The Court’s myopic focus on history amplifies this problem. The more detailed the historical question, the harder it becomes to find centuries-old cases and statutes that specifically trace the lineage of some ethereal liberty to the present. Even so, every conservative justice believes themselves qualified to dig through old libraries with a kerosene torch like Nic Cage looking for morsels of evidence about the Second Amendment. No wonder every originalist opinion is met with long thinkpieces by actual historians kicking the shit out of the myriad analytical flaws.
But perhaps most crucially, this originalist framework rigs the game so conservatives only have to hear the cases and write the decisions they want. At a time when the Court is taking fewer and fewer cases, caseloads in federal courts have been skyrocketing since the 1970s. Most federal judges balance several hundred cases at a time , rotating between conducting hearings in court and researching and writing complex orders. By contrast, no single justice has written more than 40 opinions in a calendar year for the past decade, and Thomas is the only one to break 30. It’s at this moment the Supreme Court, in their dipshit wisdom, is mandating that each massively overworked federal district court conduct a thorough historical analysis for any potent constitutional claim that reaches their docket.

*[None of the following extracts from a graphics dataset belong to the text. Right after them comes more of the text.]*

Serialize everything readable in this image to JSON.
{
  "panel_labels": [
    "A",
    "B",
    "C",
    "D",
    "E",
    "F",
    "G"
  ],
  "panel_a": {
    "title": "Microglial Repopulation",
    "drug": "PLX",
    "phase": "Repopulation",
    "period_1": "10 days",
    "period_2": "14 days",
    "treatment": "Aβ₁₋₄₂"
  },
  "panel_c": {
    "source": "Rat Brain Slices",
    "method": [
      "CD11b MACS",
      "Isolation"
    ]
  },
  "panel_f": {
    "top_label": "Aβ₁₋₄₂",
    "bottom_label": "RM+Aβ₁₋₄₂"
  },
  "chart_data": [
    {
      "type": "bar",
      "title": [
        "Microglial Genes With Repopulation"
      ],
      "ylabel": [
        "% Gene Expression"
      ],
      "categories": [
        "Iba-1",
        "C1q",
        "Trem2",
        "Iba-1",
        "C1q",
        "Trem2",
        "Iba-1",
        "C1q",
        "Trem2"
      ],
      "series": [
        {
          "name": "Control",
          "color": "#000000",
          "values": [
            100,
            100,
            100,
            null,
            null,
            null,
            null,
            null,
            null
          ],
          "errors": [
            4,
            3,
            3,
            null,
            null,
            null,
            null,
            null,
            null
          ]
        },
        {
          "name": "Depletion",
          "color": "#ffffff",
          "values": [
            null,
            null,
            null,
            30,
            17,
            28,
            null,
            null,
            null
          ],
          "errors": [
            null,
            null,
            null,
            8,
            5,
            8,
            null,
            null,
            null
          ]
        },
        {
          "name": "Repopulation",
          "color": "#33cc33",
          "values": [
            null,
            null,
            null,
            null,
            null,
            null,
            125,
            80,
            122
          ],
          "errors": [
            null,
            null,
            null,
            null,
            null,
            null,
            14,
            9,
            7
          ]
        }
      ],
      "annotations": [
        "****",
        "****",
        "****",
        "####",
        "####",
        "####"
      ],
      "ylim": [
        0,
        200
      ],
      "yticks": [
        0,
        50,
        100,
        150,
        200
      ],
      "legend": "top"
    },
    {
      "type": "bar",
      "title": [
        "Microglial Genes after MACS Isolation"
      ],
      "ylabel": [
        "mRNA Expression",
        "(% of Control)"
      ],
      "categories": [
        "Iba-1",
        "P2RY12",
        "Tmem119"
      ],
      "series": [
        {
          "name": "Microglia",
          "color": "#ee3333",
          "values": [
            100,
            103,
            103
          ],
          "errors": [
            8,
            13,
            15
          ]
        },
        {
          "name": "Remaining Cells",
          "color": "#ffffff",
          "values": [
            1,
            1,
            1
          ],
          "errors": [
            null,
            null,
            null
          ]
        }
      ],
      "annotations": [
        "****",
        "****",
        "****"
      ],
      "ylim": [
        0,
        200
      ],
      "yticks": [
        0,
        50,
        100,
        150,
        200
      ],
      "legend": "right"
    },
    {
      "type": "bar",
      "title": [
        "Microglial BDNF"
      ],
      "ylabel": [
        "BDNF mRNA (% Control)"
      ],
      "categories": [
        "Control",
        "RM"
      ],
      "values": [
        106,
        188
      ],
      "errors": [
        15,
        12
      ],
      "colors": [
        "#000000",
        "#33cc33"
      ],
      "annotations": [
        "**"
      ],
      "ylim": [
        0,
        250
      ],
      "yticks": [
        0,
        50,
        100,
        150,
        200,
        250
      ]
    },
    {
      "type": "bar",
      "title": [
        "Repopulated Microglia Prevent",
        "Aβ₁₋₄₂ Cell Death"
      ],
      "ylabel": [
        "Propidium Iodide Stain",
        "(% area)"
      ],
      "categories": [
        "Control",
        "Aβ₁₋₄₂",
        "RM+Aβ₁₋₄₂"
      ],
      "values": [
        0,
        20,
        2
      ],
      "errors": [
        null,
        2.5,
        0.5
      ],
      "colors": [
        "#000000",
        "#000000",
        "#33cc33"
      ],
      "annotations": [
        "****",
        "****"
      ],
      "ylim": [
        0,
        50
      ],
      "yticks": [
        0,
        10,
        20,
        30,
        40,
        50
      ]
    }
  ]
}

Courts do not have the education, time, or resources to conduct these historical surveys adequately. The dissents in Bruen and Bremerton lay out how impossibly impractical this method of analysis is: how it “offers essentially no guidance for [government officials like] school administrators,” and “imposes a task on the lower courts that judges cannot easily accomplish.” In Bruen, Thomas responds that judges can rely upon the “historical record compiled by the parties.”
Attorneys, though, have no more experience cosplaying as historians than judges. Your average lawyer has no idea where to begin researching how our past restrictions on gun laws shape the present limits of the government’s authority. Thomas, by contrast, can push a big red button in his desk and force twelve sweaty Claremont Institute fellows to vomit out some shoddily researched nonsense on sodomy laws in a matter of weeks.
Therein lies the conservative justices’ trick: When the Court is deciding which cases to take, they can cherry-pick the ones they want and blame the necessity of their review on having to redo the historical “analysis” the lower court was too inexperienced and beat down to carry out. They can then use the mask of originalism to massage away any consideration of the disastrous effects of their ideology, all while complaining that the lower court hasn’t watched enough OAN to understand the Constitution. Thomas did so explicitly in Bruen, dismissing the lower court’s analysis as “inconsistent” with his preferred “historical approach.”
The Court as an institution—especially this Court as an institution—is not interested in finding the clearest, most historically accurate answer to legal questions, and wouldn’t know how even if they tried. The rigid implementation of originalism as the test for any and all constitutional questions lays bare what the conservatives are actually engaged in: the exercise of unchecked power. Until the composition of the Court changes, thanks to the framework the Court has built, the results of these exercises are only going to get worse.